Just Recertified--Am I competent, good, outstanding . . . or not so much? Bob Wachter wants to know.

In a year-old post on The Health 2.0 Blog Bob Wachter points to the activities of commercial ventures including Healthgrades, Zagat and Google to begin rating doctors right along with your favorite city magazine. As is typical for his straightforward style, Dr. Wachter puts himself in the position of seeking information for his own care and concludes that he wants all the differentiating information he can get--including Board Certification ranking of some sort. He would prefer a doctor who scored at the 87th percentile to a doctor who scored at the 5th percentile. That sounds like it makes sense--doesn't it? Seems pretty sensible--a lot of face validity in that opinion--don't you think so, too?

Not so fast; I'm not so sure it works out so well for all doctors.

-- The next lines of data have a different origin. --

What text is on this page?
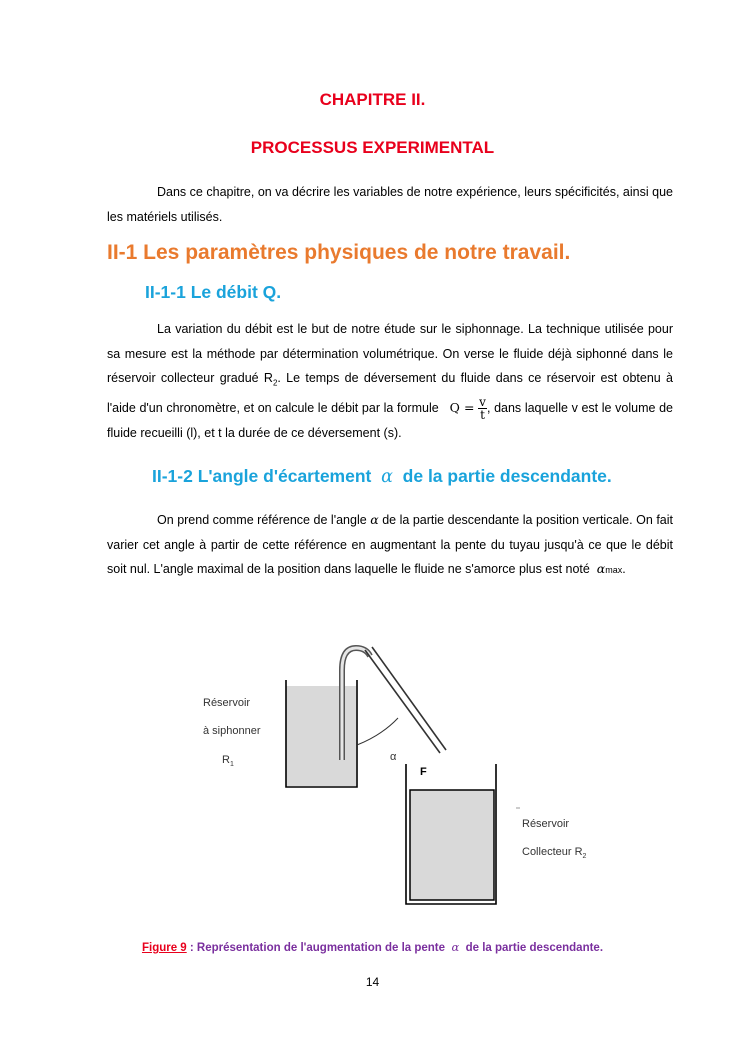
CHAPITRE II.
PROCESSUS EXPERIMENTAL
Dans ce chapitre, on va décrire les variables de notre expérience, leurs spécificités, ainsi que les matériels utilisés.
II-1 Les paramètres physiques de notre travail.
II-1-1 Le débit Q.
La variation du débit est le but de notre étude sur le siphonnage. La technique utilisée pour sa mesure est la méthode par détermination volumétrique. On verse le fluide déjà siphonné dans le réservoir collecteur gradué $R_2$. Le temps de déversement du fluide dans ce réservoir est obtenu à l'aide d'un chronomètre, et on calcule le débit par la formule $Q = \frac{v}{t}$ , dans laquelle v est le volume de fluide recueilli (l), et t la durée de ce déversement (s).
II-1-2 L'angle d'écartement α de la partie descendante.
On prend comme référence de l'angle α de la partie descendante la position verticale. On fait varier cet angle à partir de cette référence en augmentant la pente du tuyau jusqu'à ce que le débit soit nul. L'angle maximal de la position dans laquelle le fluide ne s'amorce plus est noté αmax.
Réservoir
à siphonner
$R_1$
α
F
Réservoir
Collecteur $R_2$
Figure 9 : Représentation de l'augmentation de la pente α de la partie descendante.
14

In the post Dr. Wachter discusses a presentation by Dr. Kevin Weiss, the president of the American Board of Medical Specialties made to the American Board of Internal Medicine (ABIM). Bob Wachter also reveals that he serves on the ABIM and Google's Healthcare Advisory Board; I served for nine years on the American Board of Emergency Medicine (ABEM) and I still read the periodic newsletters from the Executive Director there--I have some idea of what's going on in my own specialty certifying process. I also took and passed my recertification exam this year.

Our board, ABEM, uses criterion referenced examinations rather than norm referenced examinations. I'm not certain our specialty is still alone in that distinction, but at one time we were. While I'm not a psychometrician and I don't play one on TV, either, I've come to understand that our exam is pretty good at distinguishing a doctor who know 74% of the tested material from a doctor who knows 75% of the tested material. The latter will pass; the former will not. As I understand the nature of the exam and the scoring, while it is fair to say that the doctor who knows 100% of the tested material certainly knows more than the doctor who knows 75% of the test material, it's not at all clear that one knows a third more than the other or that the test can tell that the doctor at 100% knows more than a doctor scoring at 90%; it becomes even less certain as the differences become smaller; consequently, the American Board of Emergency Medicine probably can't put its diplomates on a percentile scale as Dr. Wachter suggests may be appropriate, at least probably not based on the testing approach in use today. Not to say that the testing couldn't be changed at some future time.

So Dr. Wachter's smell test notwithstanding and the people's desire for physician ratings very much still in evidence, it's not at all clear to me that the route to the goal is as direct as Dr. Wachter suggests.

Greater transparency in support of better decision-making for patients is a desirable, laudable goal. Reliable physician ratings is probably not coming soon, though city magazines, HealthGrades, Zagat and Google are either already or shortly to begin publishing their own ratings--user beware.